Saalfeld Sylvia, Stahl Janneck, Korte Jana, Miller Marsh Laurel Morgan, Preim Bernhard, Beuing Oliver, Cherednychenko Yurii, Behme Daniel, Berg Philipp
Research Campus STIMULATE, University of Magdeburg, Magdeburg, Germany.
Department of Simulation and Graphics, University of Magdeburg, Magdeburg, Germany.
Front Neurol. 2022 Jan 24;12:771694. doi: 10.3389/fneur.2021.771694. eCollection 2021.

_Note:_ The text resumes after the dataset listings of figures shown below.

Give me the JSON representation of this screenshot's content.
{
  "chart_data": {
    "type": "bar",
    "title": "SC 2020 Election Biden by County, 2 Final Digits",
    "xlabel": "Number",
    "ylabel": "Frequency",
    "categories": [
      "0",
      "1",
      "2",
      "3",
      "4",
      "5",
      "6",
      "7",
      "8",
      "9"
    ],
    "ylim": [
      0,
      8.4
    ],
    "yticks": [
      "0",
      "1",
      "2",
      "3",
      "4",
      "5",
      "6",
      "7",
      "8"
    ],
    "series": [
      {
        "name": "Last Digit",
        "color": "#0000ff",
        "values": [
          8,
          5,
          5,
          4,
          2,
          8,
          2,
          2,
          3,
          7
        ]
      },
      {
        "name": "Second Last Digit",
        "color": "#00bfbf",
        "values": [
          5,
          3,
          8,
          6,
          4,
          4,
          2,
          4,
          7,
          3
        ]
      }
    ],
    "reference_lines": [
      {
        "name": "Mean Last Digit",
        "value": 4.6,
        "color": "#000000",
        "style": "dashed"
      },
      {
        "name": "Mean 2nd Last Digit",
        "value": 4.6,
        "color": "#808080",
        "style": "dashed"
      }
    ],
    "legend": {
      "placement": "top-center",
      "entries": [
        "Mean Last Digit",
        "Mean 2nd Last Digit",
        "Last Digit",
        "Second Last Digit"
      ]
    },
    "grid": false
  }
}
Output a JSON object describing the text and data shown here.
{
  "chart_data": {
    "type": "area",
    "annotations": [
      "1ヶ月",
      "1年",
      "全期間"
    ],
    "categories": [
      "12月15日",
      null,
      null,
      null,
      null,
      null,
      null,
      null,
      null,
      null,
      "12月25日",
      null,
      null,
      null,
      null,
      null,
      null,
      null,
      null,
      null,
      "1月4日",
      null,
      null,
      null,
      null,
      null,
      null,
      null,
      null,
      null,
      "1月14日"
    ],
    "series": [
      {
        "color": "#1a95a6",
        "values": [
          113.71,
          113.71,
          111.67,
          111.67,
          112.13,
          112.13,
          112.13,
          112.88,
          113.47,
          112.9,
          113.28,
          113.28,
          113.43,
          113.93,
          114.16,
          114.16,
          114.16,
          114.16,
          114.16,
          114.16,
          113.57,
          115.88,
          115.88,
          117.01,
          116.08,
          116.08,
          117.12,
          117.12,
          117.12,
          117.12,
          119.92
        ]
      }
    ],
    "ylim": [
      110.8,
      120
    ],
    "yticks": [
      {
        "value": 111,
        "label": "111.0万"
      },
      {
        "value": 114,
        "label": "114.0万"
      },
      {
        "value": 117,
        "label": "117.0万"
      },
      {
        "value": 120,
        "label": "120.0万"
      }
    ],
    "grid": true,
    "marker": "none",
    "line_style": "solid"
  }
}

Numerous studies assess intracranial aneurysm rupture risk based on morphological and hemodynamic parameter analysis in addition to clinical information such as aneurysm localization, age, and sex. However, intracranial aneurysms mostly occur with a saccular shape located either lateral to the parent artery or at a bifurcation. In contrast, fusiform intracranial aneurysms (FIAs), i.e., aneurysms with a non-saccular, dilated form, occur in approximately 3-13% of all cases and therefore have not yet been as thoroughly studied. To improve the understanding of FIA hemodynamics, this pilot study contains morphological analyses and image-based blood flow simulations in three patient-specific cases. For a precise and realistic comparison to the pre-pathological state, each dilation was manually removed and the time-dependent blood flow simulations were repeated. Additionally, a validated fast virtual stenting approach was applied to evaluate the effect of virtual endovascular flow-diverter deployment focusing on relevant hemodynamic quantities. For two of the three patients, post-interventional information was available and included in the analysis. The results of this numerical pilot study indicate that complex flow structures, i.e., helical flow phenomena and the presence of high oscillating flow features, predominantly occur in FIAs with morphologically differing appearances. Due to the investigation of the individual healthy states, the original flow environment could be restored which serves as a reference for the virtual treatment target. It was shown that the realistic deployment led to a considerable stabilization of the individual hemodynamics in all cases. Furthermore, a quantification of the stent-induced therapy effect became feasible for the treating physician. The results of the morphological and hemodynamic analyses in this pilot study show that virtual stenting can be used in FIAs to quantify the effect of the planned endovascular treatment.
除了诸如动脉瘤位置、年龄和性别等临床信息外,众多研究还基于形态学和血流动力学参数分析来评估颅内动脉瘤破裂风险。然而,颅内动脉瘤大多呈囊状,位于母动脉外侧或分叉处。相比之下,梭形颅内动脉瘤(FIA),即呈非囊状扩张形式的动脉瘤,在所有病例中约占3% - 13%,因此尚未得到充分研究。为了更好地理解FIA的血流动力学,本初步研究对三个特定患者病例进行了形态学分析和基于图像的血流模拟。为了与病理前状态进行精确且现实的比较,手动去除每次扩张,然后重复随时间变化的血流模拟。此外,应用经过验证的快速虚拟支架置入方法来评估虚拟血管内分流器置入的效果,重点关注相关血流动力学量。对于三名患者中的两名,有介入后的信息并纳入了分析。这项数值初步研究的结果表明,复杂的流动结构,即螺旋流现象和高振荡流动特征的存在,主要出现在形态不同的FIA中。由于对个体健康状态的研究,原始流动环境得以恢复,这为虚拟治疗目标提供了参考。结果表明,在所有病例中,实际置入支架可使个体血流动力学得到显著稳定。此外,对于治疗医生而言,量化支架诱导的治疗效果变得可行。本初步研究的形态学和血流动力学分析结果表明,虚拟支架置入可用于FIA,以量化计划中的血管内治疗效果。